The Scottish Government has been working actively and with much vigour over the past few days to try to ensure that we support aid getting to Ukraine in the best possible way. We encourage people to support the financial appeals that have been made, particularly through the Disasters Emergency Committee, to ensure that aid gets effectively and quickly to where it is needed.
We thank the people of Scotland for their generosity on that front, too. More than £10 million has been raised and I ask them to continue in that generosity of spirit.
As well as seeing the harrowing images of families fleeing their homes, we have heard reports of black and minority ethnic Ukrainian refugees being denied exit from Ukraine or being subjected to different treatment.
I am sure that all members agree that no one who is fleeing conflict should have to face unnecessary and inhumane hurdles when they are seeking refuge.
Will the minister say to what extent the experience of Glasgow in welcoming and integrating refugees and asylum seekers influenced the Scottish Government’s approach to the Ukraine crisis?
Kaukab Stewart is absolutely right: Scotland has a long history of welcoming people of all nationalities and faiths, including people who seek refuge and asylum from war and terror elsewhere. We are committed to supporting such people’s integration into our communities and to providing the safety and security that they need if they are to begin to rebuild their lives.

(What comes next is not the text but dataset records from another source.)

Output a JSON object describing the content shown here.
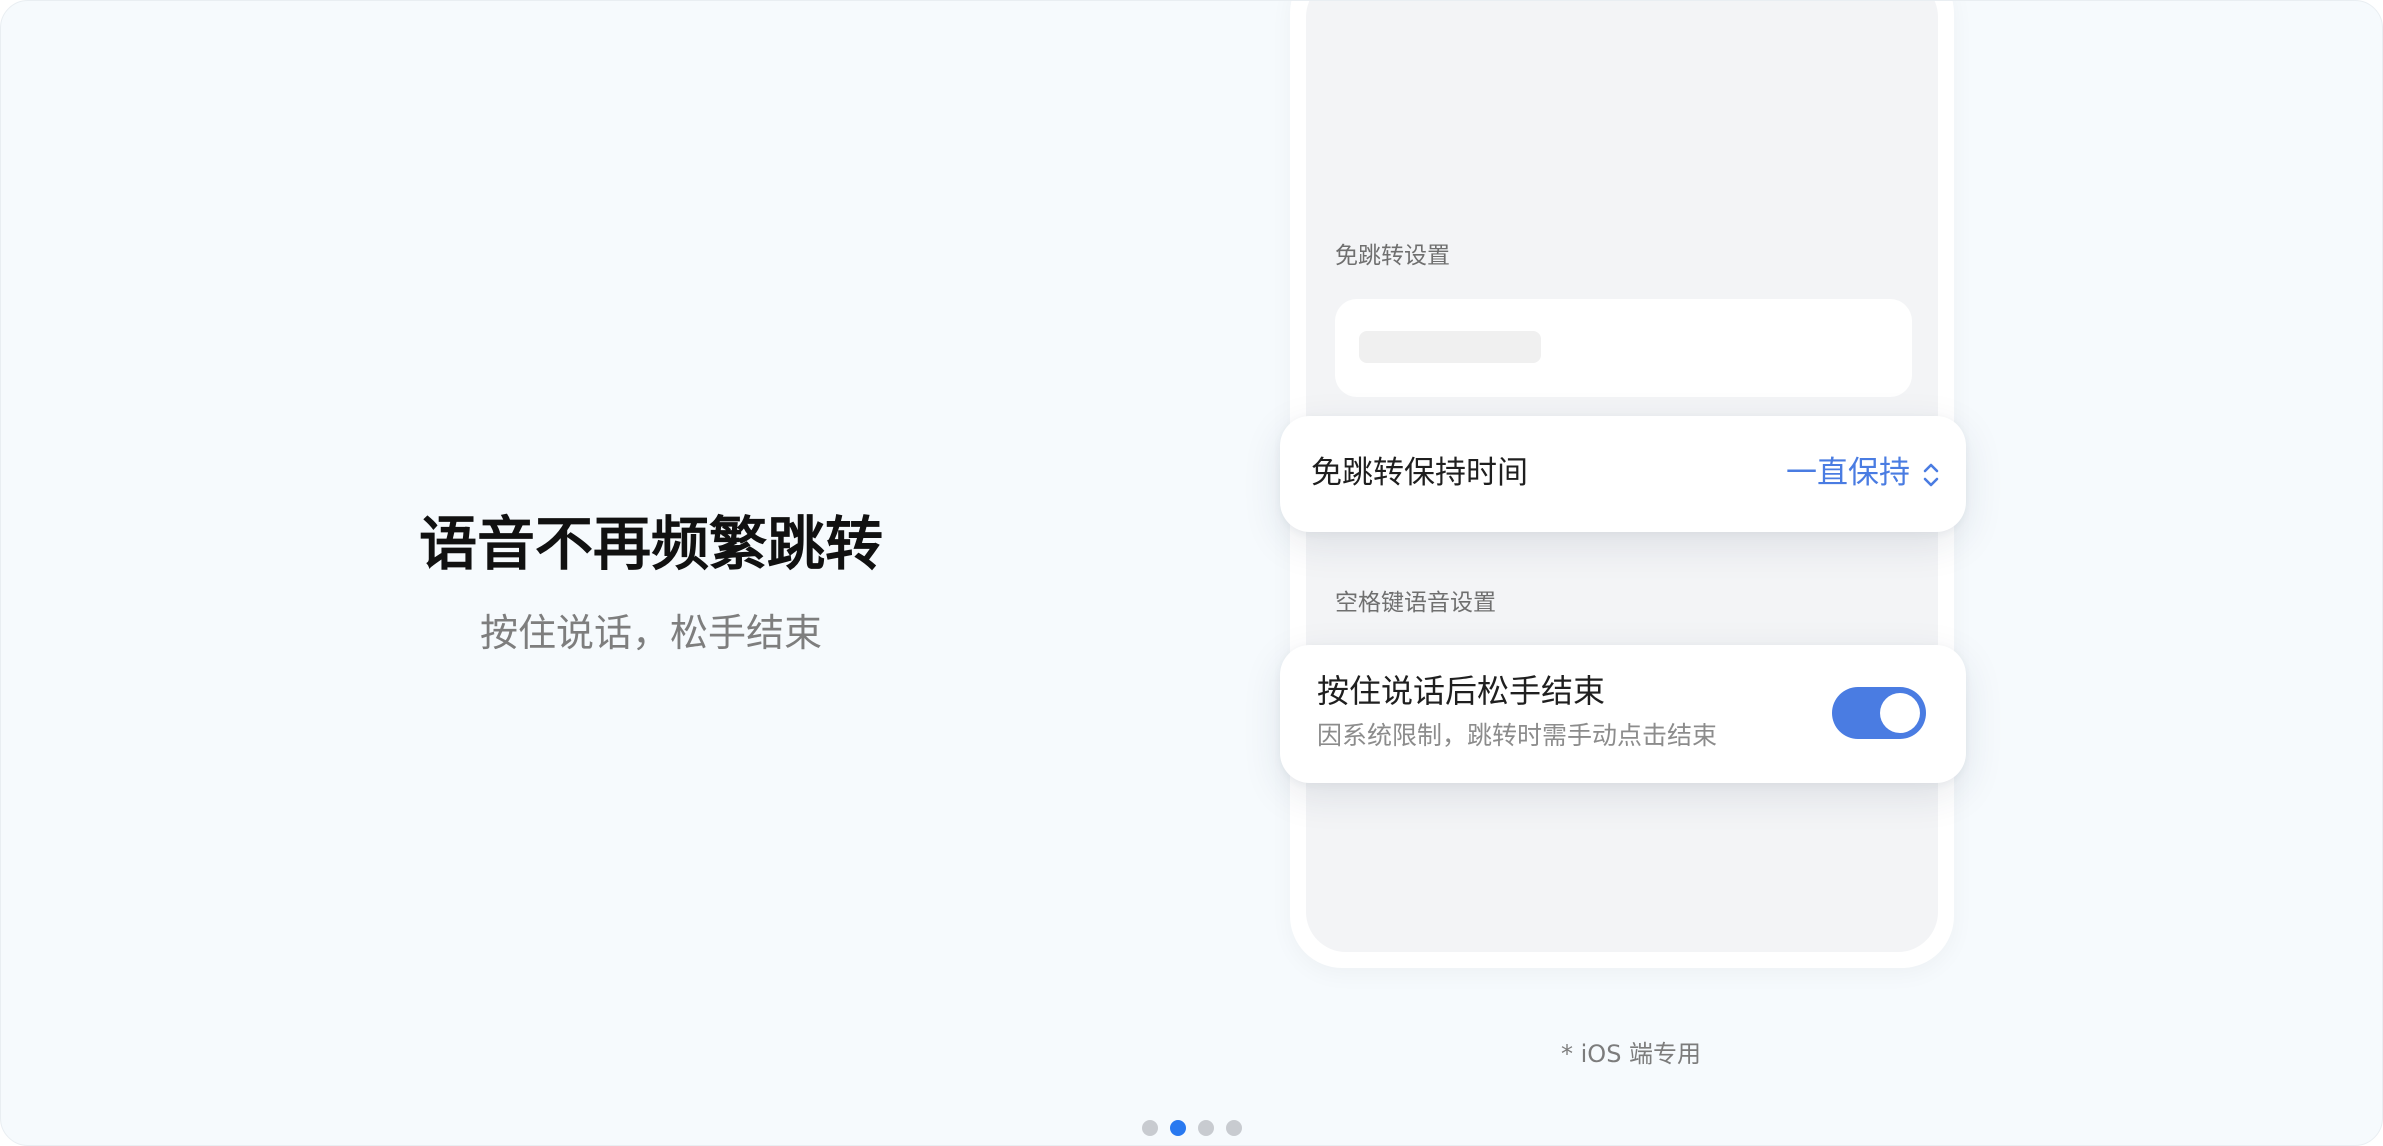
{
  "hero": {
    "title": "语音不再频繁跳转",
    "subtitle": "按住说话，松手结束"
  },
  "phone": {
    "section_no_jump": "免跳转设置",
    "section_space_voice": "空格键语音设置"
  },
  "timer_card": {
    "label": "免跳转保持时间",
    "value": "一直保持",
    "icon": "chevron-up-down-icon"
  },
  "voice_card": {
    "label": "按住说话后松手结束",
    "description": "因系统限制，跳转时需手动点击结束",
    "toggle_on": true
  },
  "footnote": "* iOS 端专用",
  "pager": {
    "count": 4,
    "active_index": 1
  },
  "colors": {
    "background": "#f6fafd",
    "accent": "#4a7ce2",
    "pager_active": "#2979f0",
    "pager_inactive": "#c8cbd0"
  }
}
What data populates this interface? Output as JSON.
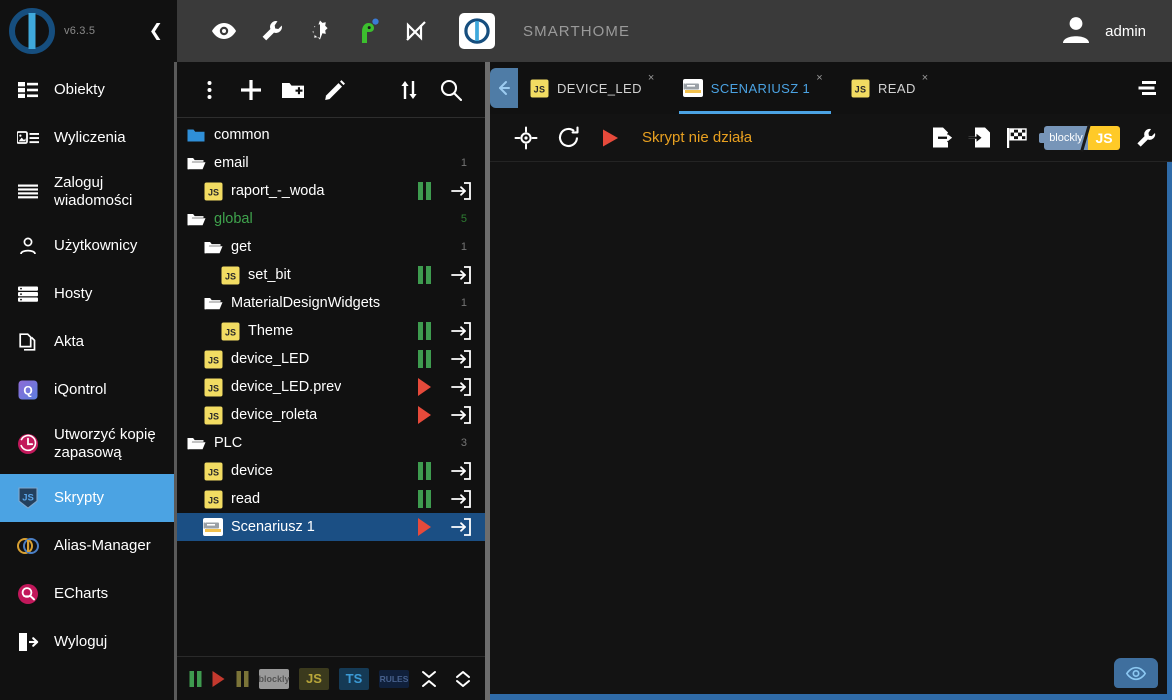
{
  "app": {
    "version": "v6.3.5",
    "brand_name": "SMARTHOME",
    "user": "admin",
    "accent": "#4BA3E3",
    "selected_row_color": "#1B4F84",
    "status_color": "#E8A020"
  },
  "sidebar": {
    "collapse_icon": "chevron-left-icon",
    "items": [
      {
        "label": "Obiekty",
        "icon": "list-objects-icon",
        "active": false
      },
      {
        "label": "Wyliczenia",
        "icon": "enums-icon",
        "active": false
      },
      {
        "label": "Zaloguj wiadomości",
        "icon": "log-icon",
        "active": false
      },
      {
        "label": "Użytkownicy",
        "icon": "user-icon",
        "active": false
      },
      {
        "label": "Hosty",
        "icon": "hosts-icon",
        "active": false
      },
      {
        "label": "Akta",
        "icon": "files-icon",
        "active": false
      },
      {
        "label": "iQontrol",
        "icon": "iqontrol-icon",
        "active": false
      },
      {
        "label": "Utworzyć kopię zapasową",
        "icon": "backup-clock-icon",
        "active": false
      },
      {
        "label": "Skrypty",
        "icon": "js-script-icon",
        "active": true
      },
      {
        "label": "Alias-Manager",
        "icon": "alias-icon",
        "active": false
      },
      {
        "label": "ECharts",
        "icon": "echarts-icon",
        "active": false
      },
      {
        "label": "Wyloguj",
        "icon": "logout-icon",
        "active": false
      }
    ]
  },
  "topbar": {
    "icons": [
      {
        "name": "eye-icon",
        "title": "eye"
      },
      {
        "name": "wrench-icon",
        "title": "wrench"
      },
      {
        "name": "brightness-icon",
        "title": "brightness"
      },
      {
        "name": "expert-mode-icon",
        "title": "expert-mode",
        "badge": true
      },
      {
        "name": "no-connection-icon",
        "title": "no-connection"
      }
    ],
    "logo": "iobroker-logo-icon",
    "brand": "SMARTHOME",
    "user_icon": "account-avatar-icon",
    "user": "admin"
  },
  "tree_toolbar": {
    "buttons": [
      {
        "name": "more-vert-icon",
        "label": "More"
      },
      {
        "name": "add-icon",
        "label": "Add script"
      },
      {
        "name": "new-folder-icon",
        "label": "New folder"
      },
      {
        "name": "edit-pencil-icon",
        "label": "Rename"
      },
      {
        "name": "expand-collapse-icon",
        "label": "Expand / collapse"
      },
      {
        "name": "search-icon",
        "label": "Search"
      }
    ]
  },
  "tree": {
    "rows": [
      {
        "name": "common",
        "type": "folder",
        "folder_state": "closed",
        "depth": 0,
        "count": "",
        "selected": false,
        "run": "",
        "color": "white"
      },
      {
        "name": "email",
        "type": "folder",
        "folder_state": "open",
        "depth": 0,
        "count": "1",
        "selected": false,
        "run": "",
        "color": "white"
      },
      {
        "name": "raport_-_woda",
        "type": "script",
        "script_kind": "js",
        "depth": 1,
        "count": "",
        "selected": false,
        "run": "pause",
        "color": "white"
      },
      {
        "name": "global",
        "type": "folder",
        "folder_state": "open",
        "depth": 0,
        "count": "5",
        "selected": false,
        "run": "",
        "color": "green"
      },
      {
        "name": "get",
        "type": "folder",
        "folder_state": "open",
        "depth": 1,
        "count": "1",
        "selected": false,
        "run": "",
        "color": "white"
      },
      {
        "name": "set_bit",
        "type": "script",
        "script_kind": "js",
        "depth": 2,
        "count": "",
        "selected": false,
        "run": "pause",
        "color": "white"
      },
      {
        "name": "MaterialDesignWidgets",
        "type": "folder",
        "folder_state": "open",
        "depth": 1,
        "count": "1",
        "selected": false,
        "run": "",
        "color": "white"
      },
      {
        "name": "Theme",
        "type": "script",
        "script_kind": "js",
        "depth": 2,
        "count": "",
        "selected": false,
        "run": "pause",
        "color": "white"
      },
      {
        "name": "device_LED",
        "type": "script",
        "script_kind": "js",
        "depth": 1,
        "count": "",
        "selected": false,
        "run": "pause",
        "color": "white"
      },
      {
        "name": "device_LED.prev",
        "type": "script",
        "script_kind": "js",
        "depth": 1,
        "count": "",
        "selected": false,
        "run": "play",
        "color": "white"
      },
      {
        "name": "device_roleta",
        "type": "script",
        "script_kind": "js",
        "depth": 1,
        "count": "",
        "selected": false,
        "run": "play",
        "color": "white"
      },
      {
        "name": "PLC",
        "type": "folder",
        "folder_state": "open",
        "depth": 0,
        "count": "3",
        "selected": false,
        "run": "",
        "color": "white"
      },
      {
        "name": "device",
        "type": "script",
        "script_kind": "js",
        "depth": 1,
        "count": "",
        "selected": false,
        "run": "pause",
        "color": "white"
      },
      {
        "name": "read",
        "type": "script",
        "script_kind": "js",
        "depth": 1,
        "count": "",
        "selected": false,
        "run": "pause",
        "color": "white"
      },
      {
        "name": "Scenariusz 1",
        "type": "script",
        "script_kind": "blockly",
        "depth": 1,
        "count": "",
        "selected": true,
        "run": "play",
        "color": "white"
      }
    ]
  },
  "tree_footer": {
    "filters": [
      {
        "name": "filter-running-pause",
        "kind": "pause-green",
        "label": ""
      },
      {
        "name": "filter-stopped-play",
        "kind": "play-red",
        "label": ""
      },
      {
        "name": "filter-paused-olive",
        "kind": "pause-olive",
        "label": ""
      },
      {
        "name": "filter-blockly",
        "kind": "chip-blockly",
        "label": "blockly"
      },
      {
        "name": "filter-javascript",
        "kind": "chip-js",
        "label": "JS"
      },
      {
        "name": "filter-typescript",
        "kind": "chip-ts",
        "label": "TS"
      },
      {
        "name": "filter-rules",
        "kind": "chip-rules",
        "label": "RULES"
      }
    ],
    "collapse_all": "collapse-all-icon",
    "expand_all": "expand-all-icon"
  },
  "tabs": {
    "back_icon": "arrow-left-icon",
    "menu_icon": "tab-list-icon",
    "items": [
      {
        "label": "DEVICE_LED",
        "kind": "js",
        "active": false,
        "close": "×"
      },
      {
        "label": "SCENARIUSZ 1",
        "kind": "blockly",
        "active": true,
        "close": "×"
      },
      {
        "label": "READ",
        "kind": "js",
        "active": false,
        "close": "×"
      }
    ]
  },
  "editor_toolbar": {
    "left": [
      {
        "name": "locate-script-icon",
        "label": "Locate"
      },
      {
        "name": "reload-icon",
        "label": "Reload"
      },
      {
        "name": "run-play-icon",
        "label": "Run"
      }
    ],
    "status": "Skrypt nie działa",
    "right": [
      {
        "name": "export-file-icon",
        "label": "Export"
      },
      {
        "name": "import-file-icon",
        "label": "Import"
      },
      {
        "name": "debug-flag-icon",
        "label": "Debug"
      }
    ],
    "language_toggle": {
      "left_label": "blockly",
      "right_label": "JS",
      "selected": "blockly"
    },
    "settings_icon": "wrench-settings-icon"
  },
  "editor": {
    "canvas_content": "",
    "eye_button": "toggle-preview-eye-icon"
  }
}
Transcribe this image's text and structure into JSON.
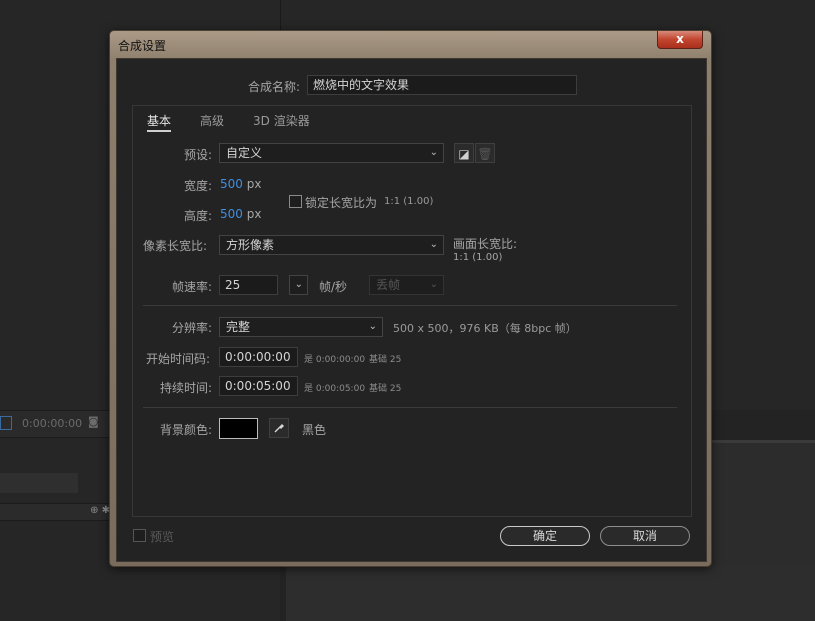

Scotland stands ready to offer refuge and sanctuary to people who might be displaced, as we did with the Syrian refugees resettlement programme, in which all 32 local authorities in Scotland participated, welcoming more than 3,300 refugees into their communities. We must ensure that we learn the lessons from that programme and the Afghanistan resettlement scheme, so that we provide rapid and appropriate support to people who need it because they are fleeing Ukraine.
What preparation is being done to support local organisations that work with our councils, in the hope that we will be able to support people, particularly women and children, who are fleeing Ukraine?
Conversations with the Convention of Scottish Local Authorities are active. In the context of my ministerial portfolio, the Cabinet Secretary for the Constitution, External Affairs and Culture has had discussions with COSLA, as has the
Cabinet Secretary for Social Justice, Housing and Local Government, to ensure that we are ready to welcome Ukrainian refugees to Scotland when they are able to get here, when the UK Government’s bureaucracy and intransigence have been overcome and we have a situation that allows people who are fleeing the horrors of war in Ukraine to come here and make Scotland their home.